Oil rallied Tuesday, rebounding more than 10 percent to settle at $34.36. However, it wasn’t enough to quell fears of sweeping spending cuts and mass layoffs that seem all but certain. Many shale companies can turn a profit at $50 a barrel oil, but they cannot survive $30 a barrel oil without drastic cuts to production and staff, analysts said.
Marathon on Tuesday said it will immediately reduce its capital spending plan to $1.9 billion from $2.4 billion.
The oil and gas producer also said it plans to suspend all drilling operations in Oklahoma and reduce drilling activity in the Northern Delaware basin in New Mexico. The company has three oil rigs and one fracking crew in Oklahoma, and four oil rigs and one fracking crew in the Northern Delaware Basin.
Midland-based Diamondback Energy said it would reduce the number of drilling rigs in the Permian Basin of West Texas to 18, down from 20, and Austin-based Parsley Energy said it would reduce its Permian rigs to 12, down from 15.
Oxy on Tuesday said it will reduce capital spending this year to about $3.6 billion from a budgeted $5.3 billion. The Houston oil and gas producer also reduced its quarterly dividend for the first time in 30 years, slashing shareholder payouts to 11 cents, down 86 percent from a previously announced 79 cents.
“Due to the sharp decline in global commodity prices, we are taking actions that will strengthen our balance sheet and continue to reduce debt,” CEO Vicki Hollub said in a statement.
The move comes less than two weeks after Hollub reassured Wall Street analysts and investors that Oxy would maintain its dividend payment, calling it “one of the defining characteristics of our company” and its most important priority after maintaining operations. Oxy has sought to preserve healthy dividends after its $38 billion acquisition of The Woodlands-based Anadarko.
“Leveraging up to buy Anadarko couldn’t have happened at a worse time given the oil price crash,” said Leo Mariani, a senior equity analyst at KeyBank. “One of the big plans to pay off the debt was asset sales. At this point, asset sales will be extremely challenging.”

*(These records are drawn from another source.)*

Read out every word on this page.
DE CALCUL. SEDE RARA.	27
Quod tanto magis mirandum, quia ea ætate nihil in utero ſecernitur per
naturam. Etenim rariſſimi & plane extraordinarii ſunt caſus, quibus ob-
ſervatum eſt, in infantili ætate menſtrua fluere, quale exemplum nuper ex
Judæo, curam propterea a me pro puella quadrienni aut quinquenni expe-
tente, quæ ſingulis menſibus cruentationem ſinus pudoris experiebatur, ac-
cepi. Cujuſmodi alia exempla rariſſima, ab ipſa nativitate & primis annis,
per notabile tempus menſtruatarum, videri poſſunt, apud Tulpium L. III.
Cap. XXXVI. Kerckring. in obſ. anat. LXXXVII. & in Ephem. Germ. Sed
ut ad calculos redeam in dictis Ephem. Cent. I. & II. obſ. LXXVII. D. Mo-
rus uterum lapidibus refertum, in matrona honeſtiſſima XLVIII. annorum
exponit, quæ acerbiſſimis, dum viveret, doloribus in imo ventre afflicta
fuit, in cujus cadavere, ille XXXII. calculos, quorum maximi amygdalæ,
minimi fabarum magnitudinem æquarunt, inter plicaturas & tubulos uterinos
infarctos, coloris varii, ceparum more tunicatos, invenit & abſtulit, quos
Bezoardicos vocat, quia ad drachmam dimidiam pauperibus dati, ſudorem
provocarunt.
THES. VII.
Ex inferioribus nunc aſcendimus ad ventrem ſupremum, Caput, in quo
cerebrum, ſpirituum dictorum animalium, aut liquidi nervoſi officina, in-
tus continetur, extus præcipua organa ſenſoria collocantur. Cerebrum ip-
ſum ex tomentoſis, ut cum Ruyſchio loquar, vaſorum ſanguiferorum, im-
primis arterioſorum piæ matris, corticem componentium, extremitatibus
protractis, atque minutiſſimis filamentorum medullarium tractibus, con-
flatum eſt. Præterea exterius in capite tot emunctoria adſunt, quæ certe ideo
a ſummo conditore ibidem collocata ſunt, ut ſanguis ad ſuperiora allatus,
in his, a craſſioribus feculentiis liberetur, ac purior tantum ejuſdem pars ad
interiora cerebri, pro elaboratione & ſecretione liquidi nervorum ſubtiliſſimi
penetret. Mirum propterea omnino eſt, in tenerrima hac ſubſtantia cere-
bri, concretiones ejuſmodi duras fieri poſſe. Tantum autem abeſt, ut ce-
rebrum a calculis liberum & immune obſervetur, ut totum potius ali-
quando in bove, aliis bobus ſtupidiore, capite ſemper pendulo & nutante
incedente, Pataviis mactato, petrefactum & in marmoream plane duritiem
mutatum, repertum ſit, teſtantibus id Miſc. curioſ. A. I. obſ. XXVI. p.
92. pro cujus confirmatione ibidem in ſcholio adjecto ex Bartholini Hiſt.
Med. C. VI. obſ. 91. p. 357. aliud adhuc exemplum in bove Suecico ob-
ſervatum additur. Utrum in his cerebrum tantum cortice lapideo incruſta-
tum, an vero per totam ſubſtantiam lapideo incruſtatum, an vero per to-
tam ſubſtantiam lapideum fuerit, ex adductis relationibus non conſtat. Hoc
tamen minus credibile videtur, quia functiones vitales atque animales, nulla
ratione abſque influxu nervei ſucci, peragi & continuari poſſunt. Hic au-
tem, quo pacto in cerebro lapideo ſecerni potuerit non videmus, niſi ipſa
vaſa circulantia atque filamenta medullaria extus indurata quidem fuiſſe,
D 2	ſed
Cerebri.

Faced with a choice between continuing to pay sizable dividends or pay down its massive debt amid declining revenue from lower-than-expected oil prices, Oxy decided to do the latter. Its dividend and spending cuts will allow the company to break even if U.S. crude prices remain near $30 per barrel.
Mariani said he wasn’t surprised Oxy would reduce its dividend.
“The market has been anticipating dividends would be cut in half,” Mariani said. “Honestly, it’s a good thing. It would help them improve their balance sheet quicker.”